Prince Edward Island National Park
Whether you’re new to the ocean or a pro, always be aware of the hazards in this quickly changing environment. Know your limits. Respect the water.
The north shore is a dynamic environment impacted by changes in wind direction and speed, transforming a tranquil lap of waves into an energetic surf. We encourage all swimmers to use supervised swimming areas and check surf conditions daily.
Check out our Swimming & Beach Activities page for beach locations and information.
Rip currents are powerful, fast-moving seaward currents that can pull even the strongest swimmers out to sea. They form when the energy from surf gets caught between the beach and offshore sandbars.
Be safe: Know how to swim, never swim alone, and when in doubt, don't go out.
Break the Grip of the Rip. If you become caught in a rip current:
- Don't fight the current
- Swim out of the current, then to shore
- If you can't escape, float or tread water
- If you need help, call or wave for assistance
Please note that floatable devices are not encouraged due to strong offshore winds and are not allowed in supervised swimming areas.

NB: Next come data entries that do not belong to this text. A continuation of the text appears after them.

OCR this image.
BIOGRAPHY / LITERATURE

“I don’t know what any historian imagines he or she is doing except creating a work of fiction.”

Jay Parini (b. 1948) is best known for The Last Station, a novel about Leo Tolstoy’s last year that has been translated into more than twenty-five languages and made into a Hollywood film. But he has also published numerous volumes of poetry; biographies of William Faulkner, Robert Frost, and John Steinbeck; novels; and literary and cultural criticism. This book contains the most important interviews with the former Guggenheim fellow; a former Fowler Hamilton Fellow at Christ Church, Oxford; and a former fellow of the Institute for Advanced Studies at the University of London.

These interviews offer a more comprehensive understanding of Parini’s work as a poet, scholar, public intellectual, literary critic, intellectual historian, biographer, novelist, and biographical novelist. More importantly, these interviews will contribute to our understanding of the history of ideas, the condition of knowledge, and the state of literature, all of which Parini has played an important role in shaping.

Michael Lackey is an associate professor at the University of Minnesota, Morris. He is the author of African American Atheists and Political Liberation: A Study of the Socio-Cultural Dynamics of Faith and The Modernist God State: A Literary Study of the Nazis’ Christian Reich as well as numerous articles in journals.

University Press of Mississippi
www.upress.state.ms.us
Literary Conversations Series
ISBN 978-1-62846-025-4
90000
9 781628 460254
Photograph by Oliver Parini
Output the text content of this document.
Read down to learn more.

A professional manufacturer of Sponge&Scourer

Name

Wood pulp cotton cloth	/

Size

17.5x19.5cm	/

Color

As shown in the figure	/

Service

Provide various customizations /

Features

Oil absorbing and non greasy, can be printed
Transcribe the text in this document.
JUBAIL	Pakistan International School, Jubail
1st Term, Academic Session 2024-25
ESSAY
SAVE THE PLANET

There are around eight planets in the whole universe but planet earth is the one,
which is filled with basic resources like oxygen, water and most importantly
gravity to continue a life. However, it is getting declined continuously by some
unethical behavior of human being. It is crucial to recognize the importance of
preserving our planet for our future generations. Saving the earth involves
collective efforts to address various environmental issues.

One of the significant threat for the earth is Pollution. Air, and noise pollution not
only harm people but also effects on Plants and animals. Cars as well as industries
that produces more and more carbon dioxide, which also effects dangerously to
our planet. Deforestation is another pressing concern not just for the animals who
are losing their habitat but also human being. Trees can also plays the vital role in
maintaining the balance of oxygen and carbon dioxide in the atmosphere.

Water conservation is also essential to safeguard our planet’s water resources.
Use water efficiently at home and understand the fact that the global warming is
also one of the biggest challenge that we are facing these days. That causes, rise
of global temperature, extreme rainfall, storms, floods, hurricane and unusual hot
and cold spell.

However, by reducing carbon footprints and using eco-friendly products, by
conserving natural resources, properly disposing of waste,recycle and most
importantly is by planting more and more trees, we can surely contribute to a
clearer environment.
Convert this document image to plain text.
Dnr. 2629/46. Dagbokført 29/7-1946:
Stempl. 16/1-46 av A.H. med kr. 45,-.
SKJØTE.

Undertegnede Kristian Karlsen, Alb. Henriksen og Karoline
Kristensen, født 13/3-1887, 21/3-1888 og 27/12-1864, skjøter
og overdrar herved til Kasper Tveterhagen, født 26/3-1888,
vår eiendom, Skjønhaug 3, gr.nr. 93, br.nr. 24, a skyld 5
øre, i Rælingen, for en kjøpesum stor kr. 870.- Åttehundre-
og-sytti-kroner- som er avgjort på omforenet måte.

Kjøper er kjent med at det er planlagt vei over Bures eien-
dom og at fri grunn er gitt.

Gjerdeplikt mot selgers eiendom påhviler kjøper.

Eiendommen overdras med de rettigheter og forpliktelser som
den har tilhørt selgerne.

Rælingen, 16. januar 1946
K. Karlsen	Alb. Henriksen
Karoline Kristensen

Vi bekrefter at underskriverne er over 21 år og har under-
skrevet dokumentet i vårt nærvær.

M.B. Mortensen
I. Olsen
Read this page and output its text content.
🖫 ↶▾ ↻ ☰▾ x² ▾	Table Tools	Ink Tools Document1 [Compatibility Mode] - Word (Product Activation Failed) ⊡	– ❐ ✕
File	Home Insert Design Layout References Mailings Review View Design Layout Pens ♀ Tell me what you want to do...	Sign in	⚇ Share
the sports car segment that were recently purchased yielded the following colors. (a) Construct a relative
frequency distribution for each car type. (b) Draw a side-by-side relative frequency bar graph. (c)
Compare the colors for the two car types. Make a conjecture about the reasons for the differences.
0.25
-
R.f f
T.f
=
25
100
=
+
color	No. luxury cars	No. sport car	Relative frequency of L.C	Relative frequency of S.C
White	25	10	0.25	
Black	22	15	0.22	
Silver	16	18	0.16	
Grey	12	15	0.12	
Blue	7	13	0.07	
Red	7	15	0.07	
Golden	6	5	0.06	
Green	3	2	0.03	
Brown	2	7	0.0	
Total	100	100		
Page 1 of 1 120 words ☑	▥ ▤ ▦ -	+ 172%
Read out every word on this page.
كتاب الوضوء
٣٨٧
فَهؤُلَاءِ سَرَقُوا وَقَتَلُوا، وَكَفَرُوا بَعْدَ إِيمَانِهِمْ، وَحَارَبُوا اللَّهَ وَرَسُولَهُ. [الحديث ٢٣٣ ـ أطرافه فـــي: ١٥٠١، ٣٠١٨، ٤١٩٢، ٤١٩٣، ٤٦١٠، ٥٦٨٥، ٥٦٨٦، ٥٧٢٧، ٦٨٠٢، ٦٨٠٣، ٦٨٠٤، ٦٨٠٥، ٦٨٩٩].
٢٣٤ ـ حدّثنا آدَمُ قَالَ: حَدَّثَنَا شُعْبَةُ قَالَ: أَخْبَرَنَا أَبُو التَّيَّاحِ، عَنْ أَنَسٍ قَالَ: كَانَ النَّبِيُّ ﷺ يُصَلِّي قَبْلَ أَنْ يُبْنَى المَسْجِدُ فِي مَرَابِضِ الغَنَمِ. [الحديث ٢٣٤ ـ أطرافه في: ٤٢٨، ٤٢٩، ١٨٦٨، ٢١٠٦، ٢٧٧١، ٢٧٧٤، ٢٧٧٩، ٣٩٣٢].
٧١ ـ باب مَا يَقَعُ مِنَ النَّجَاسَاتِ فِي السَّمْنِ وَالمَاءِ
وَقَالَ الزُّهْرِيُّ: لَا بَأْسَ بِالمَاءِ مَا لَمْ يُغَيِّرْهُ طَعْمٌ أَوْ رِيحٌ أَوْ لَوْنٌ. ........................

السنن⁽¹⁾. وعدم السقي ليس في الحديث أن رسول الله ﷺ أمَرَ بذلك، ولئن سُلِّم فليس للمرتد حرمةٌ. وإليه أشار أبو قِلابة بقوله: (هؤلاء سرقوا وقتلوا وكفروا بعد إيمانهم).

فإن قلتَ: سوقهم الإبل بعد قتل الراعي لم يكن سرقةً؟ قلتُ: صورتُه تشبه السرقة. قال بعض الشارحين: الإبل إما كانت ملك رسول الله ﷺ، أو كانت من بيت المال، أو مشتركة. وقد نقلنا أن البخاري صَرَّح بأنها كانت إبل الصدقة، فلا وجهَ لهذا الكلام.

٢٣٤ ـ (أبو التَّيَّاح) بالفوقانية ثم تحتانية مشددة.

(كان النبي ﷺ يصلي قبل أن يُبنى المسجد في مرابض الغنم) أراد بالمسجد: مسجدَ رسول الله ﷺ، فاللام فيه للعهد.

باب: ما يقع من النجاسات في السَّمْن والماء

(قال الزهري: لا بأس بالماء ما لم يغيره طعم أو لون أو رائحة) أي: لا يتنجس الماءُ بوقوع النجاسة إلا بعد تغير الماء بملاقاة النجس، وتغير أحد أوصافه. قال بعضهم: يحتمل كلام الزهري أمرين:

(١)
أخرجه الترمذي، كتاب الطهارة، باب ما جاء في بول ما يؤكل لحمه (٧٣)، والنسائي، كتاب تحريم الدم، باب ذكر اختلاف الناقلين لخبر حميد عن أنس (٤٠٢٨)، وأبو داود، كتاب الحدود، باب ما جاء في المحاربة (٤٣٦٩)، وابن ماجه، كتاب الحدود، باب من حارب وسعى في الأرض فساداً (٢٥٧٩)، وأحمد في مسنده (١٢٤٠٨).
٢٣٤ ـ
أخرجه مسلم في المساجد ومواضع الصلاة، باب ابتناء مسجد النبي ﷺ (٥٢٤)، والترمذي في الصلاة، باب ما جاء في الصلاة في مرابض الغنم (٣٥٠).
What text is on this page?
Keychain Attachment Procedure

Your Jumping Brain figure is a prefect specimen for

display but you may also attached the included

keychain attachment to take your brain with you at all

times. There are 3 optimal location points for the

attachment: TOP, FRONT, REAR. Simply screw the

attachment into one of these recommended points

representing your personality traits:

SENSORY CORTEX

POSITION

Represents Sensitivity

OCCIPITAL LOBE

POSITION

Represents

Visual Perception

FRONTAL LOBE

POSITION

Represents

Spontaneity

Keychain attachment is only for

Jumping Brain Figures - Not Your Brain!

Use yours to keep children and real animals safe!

PEI National Park's supervised beaches now use the international beach flag warning system:
- Green: Calm surf
- Yellow: Moderate surf/rip currents present
- Red: Dangerous surf
- Purple: Jellyfish present.
- Orange: Strong offshore winds/inflatables not permitted
Flags are flown during supervised hours only. The absence of flags does not assure safe waters.
- When in doubt, don’t go out!
- Swim at a supervised beach and in the supervised area (between the flags).
- Never swim alone.
- Observe surf conditions and follow surfguard advice.
- If surf is present, beware of rip currents.
Twice daily, the shores of Prince Edward Island National Park become wide, and then narrow again, because of the tides.
Tides within Prince Edward Island National Park range from a few centimeters to over two meters. Low tide is the best time of day to explore. But be aware and watch the rising tide along the cliffs to ensure that you can safely return the way you came.
Pay particular attention at Robinson’s Island and Covehead Bay where narrow channels can create strong outflow currents, especially as tides change.
Small outflow streams that you encounter along the shoreline carry water from hundreds of kilometers of streams. Avoid having children play in them as the water may contain elevated bacteria levels. Signage is put in place weekly if water tests show high levels of bacteria.
Motorized vessels are not permitted within National Park water bodies and for visitor safety boats should remain 200 meters from all designated swimming areas. If encountering swimmers outside of these areas, boaters are asked to please slow down to 10 km/hr and stay well clear of them.
Observe Piping Plover closure signs and do not beach your boat in these areas. Move down shore to an area not posted.
Whether enjoying the water by kayaking, kite surfing or paddle boarding, before heading out ensure that you are equipped and trained and be prepared for quickly changing weather & surf conditions.
If you are thinking it might be fun to jump off Covehead bridge, think twice! Diving and/or jumping from the Covehead Bridge is a prohibited activity, pursuant to Section 7 (1) of the National Parks General Regulations. Bridge jumping is dangerous for many reasons, including:
- Unknown objects lurking below the surface of the water;
- Ever-changing water conditions and depths; and
- Slippery conditions climbing to the diving point;
- Heavy boat traffic.
Anyone found contravening the regulation may be prosecuted under Section 7(4)(a) of the General Regulations. The minimum fine is $175.